Contabilità

Ammortamento e affitto d’azienda: la Cassazione traccia i confini

L’affittuario si sostituisce al concedente nella posizione riferita ai beni; per il Codice civile sono possibili deroghe su base convenzionale tra le parti

di Stefano Mazzocchi

Con l’ordinanza n. 22171, depositata lo scorso 13 luglio, la sezione tributaria della Cassazione ha delineato alcuni principi chiari in merito alla spettanza del diritto di ammortizzare il bene in presenza di un contratto di affitto d’azienda. La pronuncia è importante proprio perché interviene in un ambito caratterizzato in passato da una evidente confusione terminologica.

I giudici, in particolare, in ossequio al principio di derivazione del reddito fiscale da quello civilistico, hanno preso le mosse dall’articolo 2561 del Codice civile, il cui secondo comma pone in capo all’affittuario dell’azienda l’obbligo di conservazione del livello di efficienza dei beni aziendali.
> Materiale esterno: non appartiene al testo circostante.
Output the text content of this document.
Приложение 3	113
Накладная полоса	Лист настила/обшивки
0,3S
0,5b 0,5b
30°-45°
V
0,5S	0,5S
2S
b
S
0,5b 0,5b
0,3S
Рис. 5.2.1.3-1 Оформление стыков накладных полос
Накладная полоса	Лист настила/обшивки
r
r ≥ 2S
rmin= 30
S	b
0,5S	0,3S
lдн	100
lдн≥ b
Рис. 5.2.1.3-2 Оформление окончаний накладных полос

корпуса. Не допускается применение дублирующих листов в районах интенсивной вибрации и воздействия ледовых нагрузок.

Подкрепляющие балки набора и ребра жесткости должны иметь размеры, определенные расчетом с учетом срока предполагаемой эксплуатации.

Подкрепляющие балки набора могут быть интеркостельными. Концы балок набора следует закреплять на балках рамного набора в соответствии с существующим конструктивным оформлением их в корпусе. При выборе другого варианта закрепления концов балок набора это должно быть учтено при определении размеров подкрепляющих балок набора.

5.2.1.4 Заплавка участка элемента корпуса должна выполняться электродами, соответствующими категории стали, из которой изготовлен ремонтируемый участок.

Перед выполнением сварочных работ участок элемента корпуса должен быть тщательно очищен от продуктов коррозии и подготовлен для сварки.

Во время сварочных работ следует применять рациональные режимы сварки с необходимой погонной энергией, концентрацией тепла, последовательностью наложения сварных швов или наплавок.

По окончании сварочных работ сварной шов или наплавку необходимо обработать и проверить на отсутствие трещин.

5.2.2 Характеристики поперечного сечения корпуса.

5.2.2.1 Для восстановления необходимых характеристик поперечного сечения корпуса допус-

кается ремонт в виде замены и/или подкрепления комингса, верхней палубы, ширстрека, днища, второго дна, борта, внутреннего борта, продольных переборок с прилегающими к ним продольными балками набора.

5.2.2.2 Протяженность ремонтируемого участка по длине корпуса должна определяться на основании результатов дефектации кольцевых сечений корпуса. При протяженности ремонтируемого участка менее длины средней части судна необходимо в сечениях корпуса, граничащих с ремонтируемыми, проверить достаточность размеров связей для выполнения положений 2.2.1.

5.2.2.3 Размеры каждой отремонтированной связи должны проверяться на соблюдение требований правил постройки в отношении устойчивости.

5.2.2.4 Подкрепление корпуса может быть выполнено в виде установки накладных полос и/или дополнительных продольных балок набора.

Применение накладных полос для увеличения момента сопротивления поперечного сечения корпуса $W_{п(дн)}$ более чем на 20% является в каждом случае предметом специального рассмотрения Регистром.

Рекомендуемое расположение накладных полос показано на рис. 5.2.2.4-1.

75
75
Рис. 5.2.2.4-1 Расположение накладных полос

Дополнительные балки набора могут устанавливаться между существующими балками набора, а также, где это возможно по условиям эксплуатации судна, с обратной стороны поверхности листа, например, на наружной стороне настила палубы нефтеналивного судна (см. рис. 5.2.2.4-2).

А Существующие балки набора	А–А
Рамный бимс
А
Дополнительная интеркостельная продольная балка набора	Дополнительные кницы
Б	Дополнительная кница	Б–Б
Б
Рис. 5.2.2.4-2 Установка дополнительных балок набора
Va da sé che, sotto il profilo tributario, in applicazione dell’articolo 102, comma 8, del Tuir, l’ammortamento dei beni compresi nell’azienda data in affitto competa al soggetto tenuto a conservare in efficienza l’azienda stessa, cioè l’affittuario e non il concedente (in tal senso si richiamano ad esempio Cassazione 8 marzo 2019, n. 6836; 15 gennaio 2007, n. 675 e 24 gennaio 2001, n. 997).
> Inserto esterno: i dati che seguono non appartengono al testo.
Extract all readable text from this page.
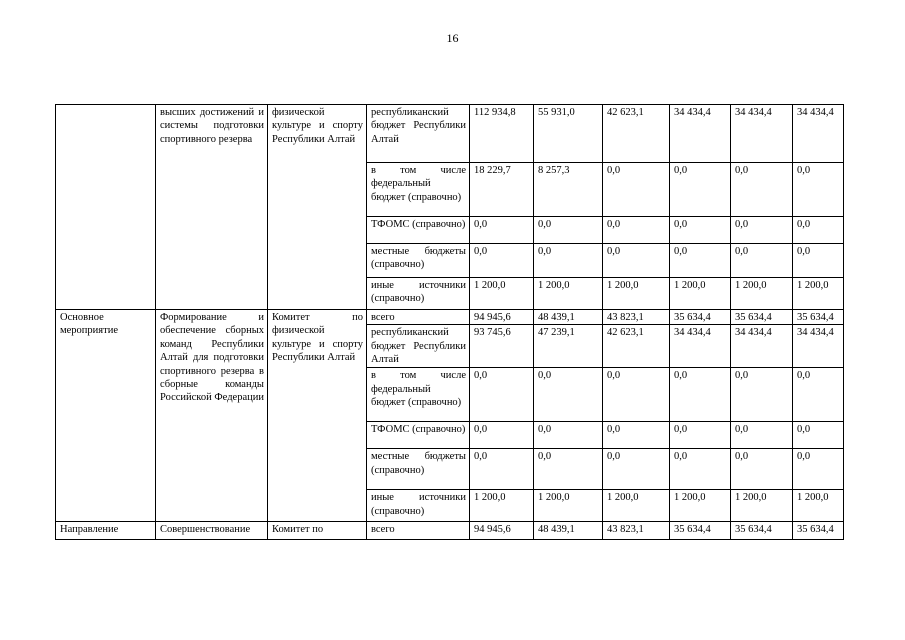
16
	высших достижений и системы подготовки спортивного резерва	физической культуре и спорту Республики Алтай	республиканский бюджет Республики Алтай	112 934,8	55 931,0	42 623,1	34 434,4	34 434,4	34 434,4
			в том числе федеральный бюджет (справочно)	18 229,7	8 257,3	0,0	0,0	0,0	0,0
			ТФОМС (справочно)	0,0	0,0	0,0	0,0	0,0	0,0
			местные бюджеты (справочно)	0,0	0,0	0,0	0,0	0,0	0,0
			иные источники (справочно)	1 200,0	1 200,0	1 200,0	1 200,0	1 200,0	1 200,0
Основное мероприятие	Формирование и обеспечение сборных команд Республики Алтай для подготовки спортивного резерва в сборные команды Российской Федерации	Комитет по физической культуре и спорту Республики Алтай	всего	94 945,6	48 439,1	43 823,1	35 634,4	35 634,4	35 634,4
			республиканский бюджет Республики Алтай	93 745,6	47 239,1	42 623,1	34 434,4	34 434,4	34 434,4
			в том числе федеральный бюджет (справочно)	0,0	0,0	0,0	0,0	0,0	0,0
			ТФОМС (справочно)	0,0	0,0	0,0	0,0	0,0	0,0
			местные бюджеты (справочно)	0,0	0,0	0,0	0,0	0,0	0,0
			иные источники (справочно)	1 200,0	1 200,0	1 200,0	1 200,0	1 200,0	1 200,0
Направление	Совершенствование	Комитет по	всего	94 945,6	48 439,1	43 823,1	35 634,4	35 634,4	35 634,4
La posizione dell’affittuario

Al riguardo, è molto efficace un passaggio contenuto nella pronuncia, laddove si sottolinea che «l’affittuario si sostituisce al concedente nella posizione fiscale riferibile agli elementi patrimoniali conferiti nel ramo di azienda», alla luce della circostanza che egli «è il soggetto che si assume il rischio della perdita di valore dei beni per minor valore conseguente alla perdita, all’uso o all’obsolescenza tecnologica dei beni aziendali». Di conseguenza – rimarcano i giudici di legittimità – «il risultato di gestione dell’affittuario tiene conto dell’onere per logorio e perimento dei beni aziendali, traslato dalla posizione del concedente».

Le deroghe convenzionali

Nel contesto descritto occorre peraltro evidenziare che le parti possono derogare convenzionalmente alla disciplina contenuta nel richiamato secondo comma dell’articolo 2561 del Codice civile, con un riverbero immediato sul piano tributario. Ciò avviene quando l’affittuario, proprio in virtù di tale accordo derogatorio al principio generale, non assuma l’obbligo di mantenimento in efficienza del compendio aziendale. In questa evenienza, la Suprema corte ha confermato che «la titolarità del diritto di deduzione degli ammortamenti non viene traslata sul reddito dell’affittuario (...)». Si tratta di una conclusione del tutto coerente con il richiamato articolo 102, comma 8, del Tuir, il cui ultimo periodo dispone espressamente che il medesimo comma non si applica «nei casi di deroga convenzionale alle norme dell’articolo 2561 del Codice civile, concernenti l’obbligo di conservazione dell’efficienza dei beni ammortizzabili» (per il regime antecedente all’entrata in vigore del Dlgs 247/20o5, si deve invece fare riferimento all’articolo 14, comma 2, Dpr 42/1988). Su tali posizioni, peraltro, la giurisprudenza di legittimità si è assestata ormai da tempo (per tutte, Cassazione 21 gennaio 2008, n. 1172 e 10 agosto 2010, n. 18537).

I profili Iva

I principi illustrati dalla Suprema corte con la pronuncia in rassegna sembrano ben coniugarsi con la posizione assunta dalla giurisprudenza di legittimità sotto il profilo della detrazione Iva: secondo un consolidato orientamento espresso dalla Cassazione, in realtà, è pacificamente ammesso per l’esercente attività d’impresa o professionale il diritto alla detrazione Iva anche per i lavori di ristrutturazione o manutenzione effettuati su immobili di proprietà di terzi, sempre che sia presente (e inoltre dimostrabile) un nesso di strumentalità tra tali beni e l’attività svolta, anche se in via potenziale o di prospettiva e anche se – per cause estranee al contribuente – tale attività non possa poi in concreto essere esercitata (in tal senso si richiamano Cassazione 23 settembre 2021, n. 25814, 11 maggio 2018, n. 11533 e 27 marzo 2015, n. 6200). È dunque sufficiente la sussistenza di un nesso di causalità con l’attività di impresa esercitata.